Edwards Gets FDA Approval for Surgical Tricuspid Valve

Tricuspid regurgitation has long been a blind spot in structural heart interventions, with most patients relegated to medical management or high‑risk surgery. The anatomy of the tricuspid valve—three leaflets and a large, dynamic annulus—makes conventional repair challenging, and the lack of a dedicated surgical prosthesis has limited options for isolated disease. Edwards Lifesciences' Triformis Resilia addresses this gap by adapting its proven Resilia tissue platform to a design that conforms to the native annular shape, potentially improving hemodynamic performance and durability.

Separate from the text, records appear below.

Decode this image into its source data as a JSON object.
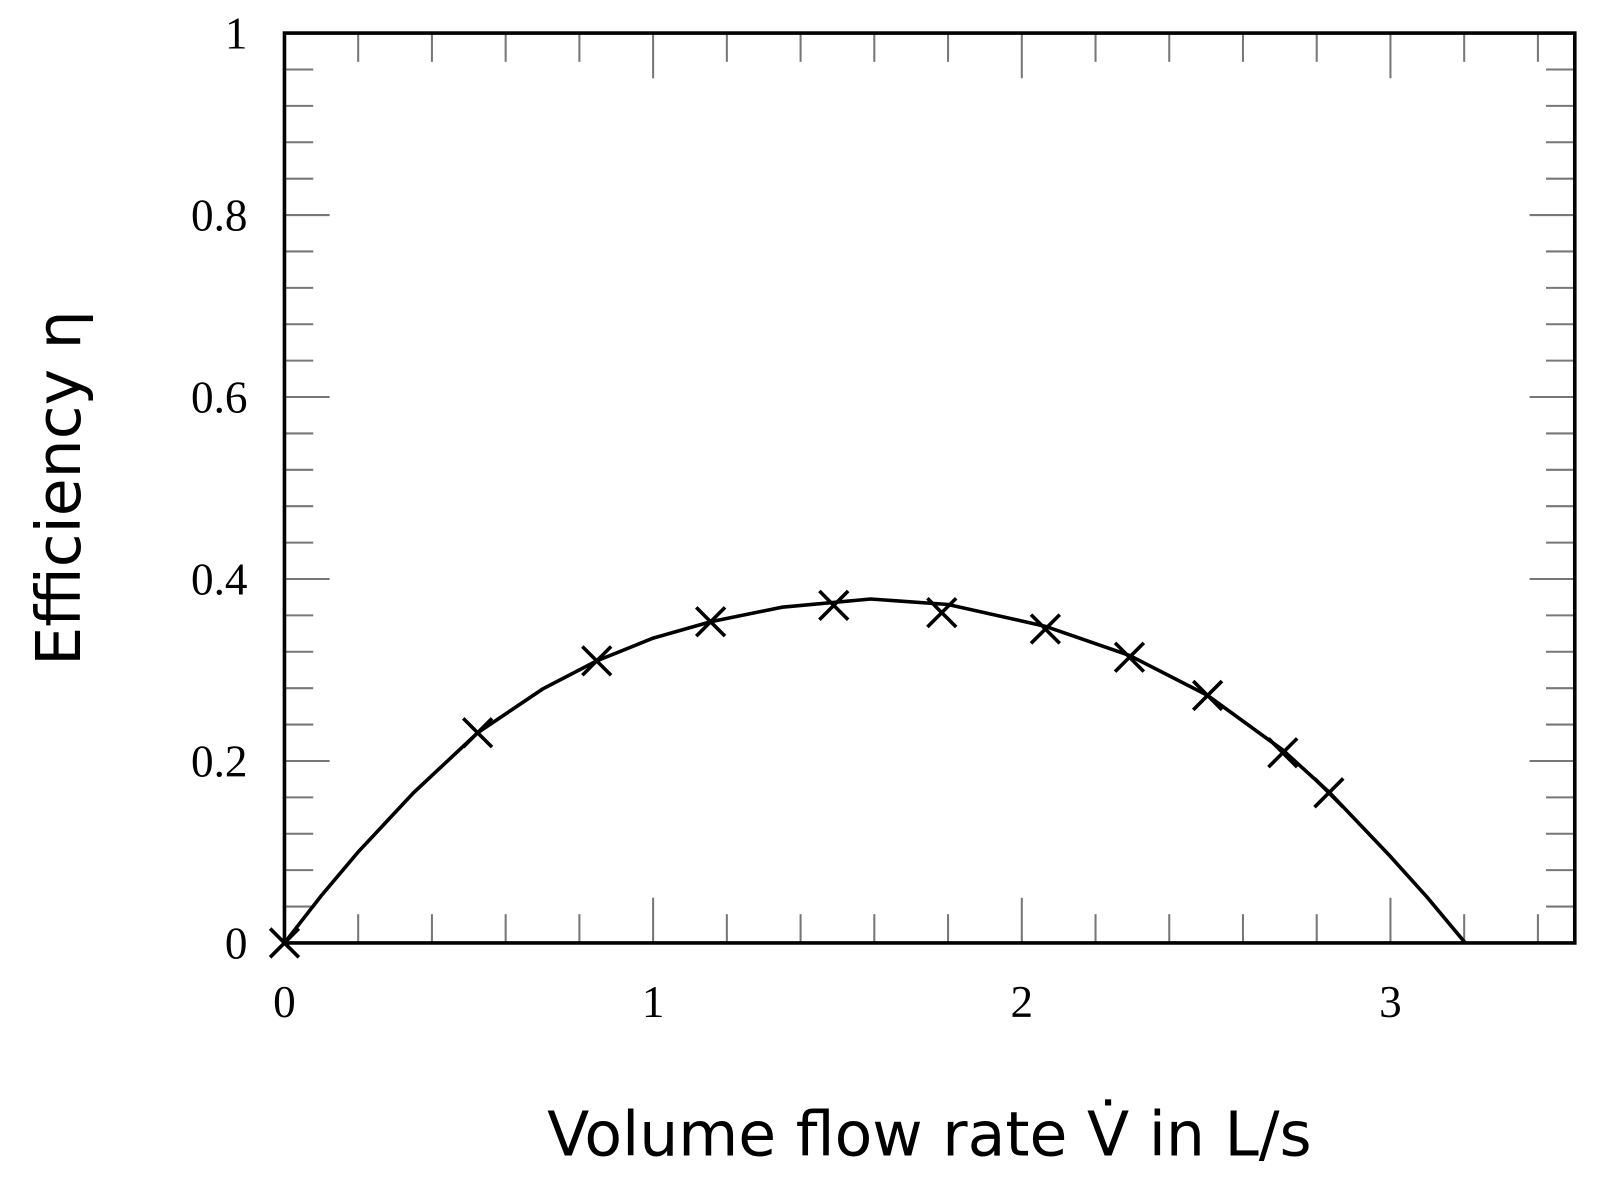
{
  "chart_data": {
    "type": "scatter",
    "xlabel": "Volume flow rate V̇ in L/s",
    "ylabel": "Efficiency η",
    "xlim": [
      0,
      3.5
    ],
    "ylim": [
      0,
      1
    ],
    "xticks": [
      0,
      1,
      2,
      3
    ],
    "yticks": [
      0,
      {
        "value": 0.2,
        "label": "0.2"
      },
      {
        "value": 0.4,
        "label": "0.4"
      },
      {
        "value": 0.6,
        "label": "0.6"
      },
      {
        "value": 0.8,
        "label": "0.8"
      },
      1
    ],
    "xminorticks": [
      0.2,
      0.4,
      0.6,
      0.8,
      1.2,
      1.4,
      1.6,
      1.8,
      2.2,
      2.4,
      2.6,
      2.8,
      3.2,
      3.4
    ],
    "yminorticks": [
      0.04,
      0.08,
      0.12,
      0.16,
      0.24,
      0.28,
      0.32,
      0.36,
      0.44,
      0.48,
      0.52,
      0.56,
      0.64,
      0.68,
      0.72,
      0.76,
      0.84,
      0.88,
      0.92,
      0.96
    ],
    "series": [
      {
        "mode": "markers",
        "marker": "x",
        "color": "#000000",
        "x": [
          0,
          0.524,
          0.847,
          1.156,
          1.49,
          1.783,
          2.064,
          2.292,
          2.504,
          2.708,
          2.833
        ],
        "values": [
          0,
          0.231,
          0.31,
          0.353,
          0.371,
          0.363,
          0.345,
          0.314,
          0.272,
          0.209,
          0.165
        ]
      },
      {
        "mode": "line",
        "color": "#000000",
        "x": [
          0,
          0.1,
          0.2,
          0.35,
          0.524,
          0.7,
          0.847,
          1.0,
          1.156,
          1.35,
          1.59,
          1.8,
          2.064,
          2.292,
          2.504,
          2.708,
          2.833,
          3.0,
          3.1,
          3.203
        ],
        "values": [
          0,
          0.052,
          0.1,
          0.165,
          0.231,
          0.279,
          0.31,
          0.335,
          0.353,
          0.369,
          0.378,
          0.372,
          0.348,
          0.316,
          0.272,
          0.212,
          0.166,
          0.095,
          0.05,
          0
        ]
      }
    ]
  }
}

The FDA's green light arrives as new evidence reshapes the risk profile of isolated tricuspid surgery. An analysis of the Society of Thoracic Surgeons database reported an operative mortality rate of 5.6%, markedly lower than the 10%‑plus historically quoted. This data provides a benchmark that could reassure surgeons and patients alike, encouraging broader adoption of surgical replacement when transcatheter options are unsuitable. Triformis Resilia's flattened sewing ring simplifies implantation, reducing cross‑clamp time and aligning with contemporary minimally invasive approaches.

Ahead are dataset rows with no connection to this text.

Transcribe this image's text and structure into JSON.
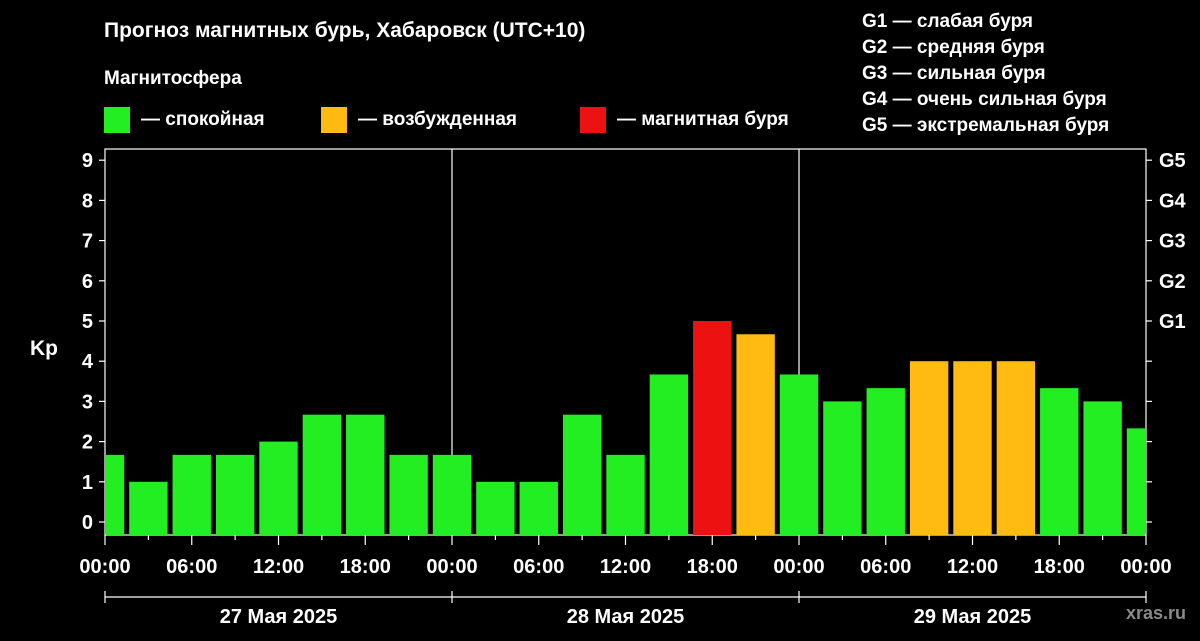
{
  "title": "Прогноз магнитных бурь, Хабаровск (UTC+10)",
  "subtitle": "Магнитосфера",
  "legend": [
    {
      "label": "— спокойная",
      "color": "#22ee22"
    },
    {
      "label": "— возбужденная",
      "color": "#ffbb11"
    },
    {
      "label": "— магнитная буря",
      "color": "#ee1111"
    }
  ],
  "g_legend": [
    "G1 — слабая буря",
    "G2 — средняя буря",
    "G3 — сильная буря",
    "G4 — очень сильная буря",
    "G5 — экстремальная буря"
  ],
  "watermark": "xras.ru",
  "chart_data": {
    "type": "bar",
    "ylabel": "Kp",
    "ylim": [
      0,
      9
    ],
    "y_ticks": [
      "0",
      "1",
      "2",
      "3",
      "4",
      "5",
      "6",
      "7",
      "8",
      "9"
    ],
    "right_ticks": [
      {
        "label": "G1",
        "kp": 5
      },
      {
        "label": "G2",
        "kp": 6
      },
      {
        "label": "G3",
        "kp": 7
      },
      {
        "label": "G4",
        "kp": 8
      },
      {
        "label": "G5",
        "kp": 9
      }
    ],
    "x_hours": [
      0,
      72
    ],
    "x_tick_labels": [
      "00:00",
      "06:00",
      "12:00",
      "18:00",
      "00:00",
      "06:00",
      "12:00",
      "18:00",
      "00:00",
      "06:00",
      "12:00",
      "18:00",
      "00:00"
    ],
    "days": [
      "27 Мая 2025",
      "28 Мая 2025",
      "29 Мая 2025"
    ],
    "status_colors": {
      "quiet": "#22ee22",
      "active": "#ffbb11",
      "storm": "#ee1111"
    },
    "bars": [
      {
        "start": 0,
        "end": 1.5,
        "kp": 1.67,
        "status": "quiet"
      },
      {
        "start": 1.5,
        "end": 4.5,
        "kp": 1.0,
        "status": "quiet"
      },
      {
        "start": 4.5,
        "end": 7.5,
        "kp": 1.67,
        "status": "quiet"
      },
      {
        "start": 7.5,
        "end": 10.5,
        "kp": 1.67,
        "status": "quiet"
      },
      {
        "start": 10.5,
        "end": 13.5,
        "kp": 2.0,
        "status": "quiet"
      },
      {
        "start": 13.5,
        "end": 16.5,
        "kp": 2.67,
        "status": "quiet"
      },
      {
        "start": 16.5,
        "end": 19.5,
        "kp": 2.67,
        "status": "quiet"
      },
      {
        "start": 19.5,
        "end": 22.5,
        "kp": 1.67,
        "status": "quiet"
      },
      {
        "start": 22.5,
        "end": 25.5,
        "kp": 1.67,
        "status": "quiet"
      },
      {
        "start": 25.5,
        "end": 28.5,
        "kp": 1.0,
        "status": "quiet"
      },
      {
        "start": 28.5,
        "end": 31.5,
        "kp": 1.0,
        "status": "quiet"
      },
      {
        "start": 31.5,
        "end": 34.5,
        "kp": 2.67,
        "status": "quiet"
      },
      {
        "start": 34.5,
        "end": 37.5,
        "kp": 1.67,
        "status": "quiet"
      },
      {
        "start": 37.5,
        "end": 40.5,
        "kp": 3.67,
        "status": "quiet"
      },
      {
        "start": 40.5,
        "end": 43.5,
        "kp": 5.0,
        "status": "storm"
      },
      {
        "start": 43.5,
        "end": 46.5,
        "kp": 4.67,
        "status": "active"
      },
      {
        "start": 46.5,
        "end": 49.5,
        "kp": 3.67,
        "status": "quiet"
      },
      {
        "start": 49.5,
        "end": 52.5,
        "kp": 3.0,
        "status": "quiet"
      },
      {
        "start": 52.5,
        "end": 55.5,
        "kp": 3.33,
        "status": "quiet"
      },
      {
        "start": 55.5,
        "end": 58.5,
        "kp": 4.0,
        "status": "active"
      },
      {
        "start": 58.5,
        "end": 61.5,
        "kp": 4.0,
        "status": "active"
      },
      {
        "start": 61.5,
        "end": 64.5,
        "kp": 4.0,
        "status": "active"
      },
      {
        "start": 64.5,
        "end": 67.5,
        "kp": 3.33,
        "status": "quiet"
      },
      {
        "start": 67.5,
        "end": 70.5,
        "kp": 3.0,
        "status": "quiet"
      },
      {
        "start": 70.5,
        "end": 72,
        "kp": 2.33,
        "status": "quiet"
      }
    ]
  }
}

From a market perspective, Edwards' move strengthens its foothold in the emerging tricuspid segment. The company already offers the Evoque transcatheter valve—the only FDA‑approved device of its kind—and is pursuing label expansion for the Pascal repair system. Together, these products create a comprehensive portfolio that spans repair, replacement, and minimally invasive delivery, positioning Edwards as a one‑stop shop for clinicians tackling tricuspid disease. As the patient pool expands and reimbursement pathways solidify, the commercial upside for surgical tricuspid solutions could be substantial.